The last number is what happened to people who weren't in a placebo-controlled trial. They were told outright that they were definitely getting a real nicotine patch. 8.2% of them managed to stay off cigarettes. Note that this number is better than the people who got the real nicotine patch in the placebo-controlled study.
So it looks like even though the people getting that 5.6% number were getting real nicotine patches, the fact that they couldn't be sure it was real lowered the effectiveness of the patch a little below its effectiveness on the satisfied and confident people openly receiving the real patch.
Papakostas and Fava (2008) study this from a different and much cooler angle. They analyze like two hundred studies of antidepressants, a drug notorious for suffering from a very strong placebo effect. In particular, they're looking for studies with different numbers of active and passive "arms", which means their subjects have a different chance of receiving placebo.
They find that people getting real antidepressants do a little better than people getting placebos, which is what most people find. But they also find something much more interesting, which is that antidepressants do worse in proportion to how likely people think they are to be receiving a placebo. In studies where most people get the real drug, the drug is very slightly more effective than in studies where most patients know they'll probably be receiving placebo. Neater still, the same is true of placebo effects.

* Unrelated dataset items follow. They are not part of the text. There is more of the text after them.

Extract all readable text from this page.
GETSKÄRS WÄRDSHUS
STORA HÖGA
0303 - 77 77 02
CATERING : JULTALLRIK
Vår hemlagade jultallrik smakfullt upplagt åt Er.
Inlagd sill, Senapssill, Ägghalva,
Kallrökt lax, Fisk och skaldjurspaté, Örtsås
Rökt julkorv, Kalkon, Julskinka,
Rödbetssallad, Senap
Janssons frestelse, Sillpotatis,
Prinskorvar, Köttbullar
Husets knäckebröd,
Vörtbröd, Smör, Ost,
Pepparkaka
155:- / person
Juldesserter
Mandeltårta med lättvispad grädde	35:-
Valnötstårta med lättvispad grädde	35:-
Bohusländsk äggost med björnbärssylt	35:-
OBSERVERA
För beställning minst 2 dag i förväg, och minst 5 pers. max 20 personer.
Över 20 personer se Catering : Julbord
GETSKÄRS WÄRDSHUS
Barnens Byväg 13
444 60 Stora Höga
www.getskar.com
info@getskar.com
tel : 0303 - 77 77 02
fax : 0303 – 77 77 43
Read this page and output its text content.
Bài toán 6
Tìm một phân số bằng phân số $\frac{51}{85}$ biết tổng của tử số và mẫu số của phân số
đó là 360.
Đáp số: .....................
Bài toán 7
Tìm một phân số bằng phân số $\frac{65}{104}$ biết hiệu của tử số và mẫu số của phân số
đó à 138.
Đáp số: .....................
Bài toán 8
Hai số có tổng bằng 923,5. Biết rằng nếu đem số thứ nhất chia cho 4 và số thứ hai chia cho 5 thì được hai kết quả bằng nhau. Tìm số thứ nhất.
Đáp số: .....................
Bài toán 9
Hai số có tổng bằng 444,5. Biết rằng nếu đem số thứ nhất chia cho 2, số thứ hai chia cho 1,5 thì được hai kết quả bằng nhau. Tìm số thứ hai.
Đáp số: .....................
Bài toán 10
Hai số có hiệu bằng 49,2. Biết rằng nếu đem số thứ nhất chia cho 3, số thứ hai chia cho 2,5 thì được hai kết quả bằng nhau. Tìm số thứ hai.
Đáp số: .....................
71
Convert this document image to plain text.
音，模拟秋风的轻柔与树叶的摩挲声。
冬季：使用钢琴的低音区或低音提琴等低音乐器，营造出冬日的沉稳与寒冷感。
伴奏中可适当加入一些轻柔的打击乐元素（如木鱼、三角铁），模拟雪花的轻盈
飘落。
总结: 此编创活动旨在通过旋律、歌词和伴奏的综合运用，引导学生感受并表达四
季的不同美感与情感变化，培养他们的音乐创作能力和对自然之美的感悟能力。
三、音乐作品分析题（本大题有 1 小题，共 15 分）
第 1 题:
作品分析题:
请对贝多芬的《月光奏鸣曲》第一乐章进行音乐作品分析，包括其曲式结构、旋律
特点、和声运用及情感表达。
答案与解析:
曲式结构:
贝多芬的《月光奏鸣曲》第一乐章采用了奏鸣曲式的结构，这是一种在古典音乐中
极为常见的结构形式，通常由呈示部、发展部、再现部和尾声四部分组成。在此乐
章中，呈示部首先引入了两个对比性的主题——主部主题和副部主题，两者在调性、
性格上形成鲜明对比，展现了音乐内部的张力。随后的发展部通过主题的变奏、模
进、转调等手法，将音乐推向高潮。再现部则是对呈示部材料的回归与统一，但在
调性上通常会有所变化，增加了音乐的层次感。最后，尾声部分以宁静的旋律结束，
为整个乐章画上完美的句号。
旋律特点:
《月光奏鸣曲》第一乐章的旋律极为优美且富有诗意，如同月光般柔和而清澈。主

In the most drug-heavy studies, where people had a greater than 4/5 chance of getting the real thing, about 51% of people respond to drug and 38% to placebo. But in studies where people had a 1/2 chance of getting a placebo, suddenly only 49% of people respond to drug and 31% to placebo - a significant difference given the 36,000 patients they're looking at. The two authors regress their data and state that "For each 10% increase in the probability of receiving placebo [there will be] a 1.8% and 2.6% decrease in the probability of responding to antidepressants or placebo, respectively." The significance of the probability on the placebo effect, in particular, was less than .01.
So people not only change their drug responses based on knowing they're in a placebo-controlled trial, but also based on what their precise numerical probability of getting placebo is.
One could complain that researching depression is kind of like playing the "study the placebo effect" game on easy mode. And nobody lied to any of the participants in this study, stuck their bodies into gigantic high-tech machines, or pumped their blood full of radioactive chemicals, which means it barely qualifies as real science at all. Luckily, we have another experiment that solves all three of these defects.
Lidstone et al (2010) took some patients with Parkinson's Disease, which is associated with low levels of the neurotransmitter dopamine. Then they told them they might give them medications that would raise their dopamine. In fact, they told the patients that they had a 25%, 50%, 75%, or 100% of receiving this medication; otherwise they would receive a placebo.
In fact this was all a total lie; everyone got the placebo. Then they pumped everyone's blood full of radioactive chemicals and stuck them into a PET scanner, which measured the amount of dopamine released in their brains. They found that the higher the probability of receiving real medication, the higher the amount of dopamine released (trend did not reach significance) except in the 100% case, where dopamine was lowest of all. These are pretty weird results.
The authors noted that along with being useful for motor activities and facial expression, the functions harmed in Parkinson's, dopamine is involved in risk and reward evaluation. So perhaps the experiment ended up measuring not just a probabilistic placebo effect on the release of dopamine, but the fact that the release of dopamine mediates the probabilistic placebo effect.
(fun fact: any paper on which you print the results section of this experiment spontaneously transforms into a Moebius strip)
So in retrospect that was probably the worst possible condition to to study probabilistic placebo effects on and I'm sorry I mentioned it. It may be the depression trial cited above is the only really solid work that has been done in this very interesting area.
This is probably good, because studies from boring foreign neuropsychopharmacology journals rarely make it to bioethicists, and the bioethicists must on no account be allowed to hear about this. Imagine if they realized that the possibility of receiving a placebo decreased the efficacy of an active treatment. Randomized controlled trials would be banned within a week.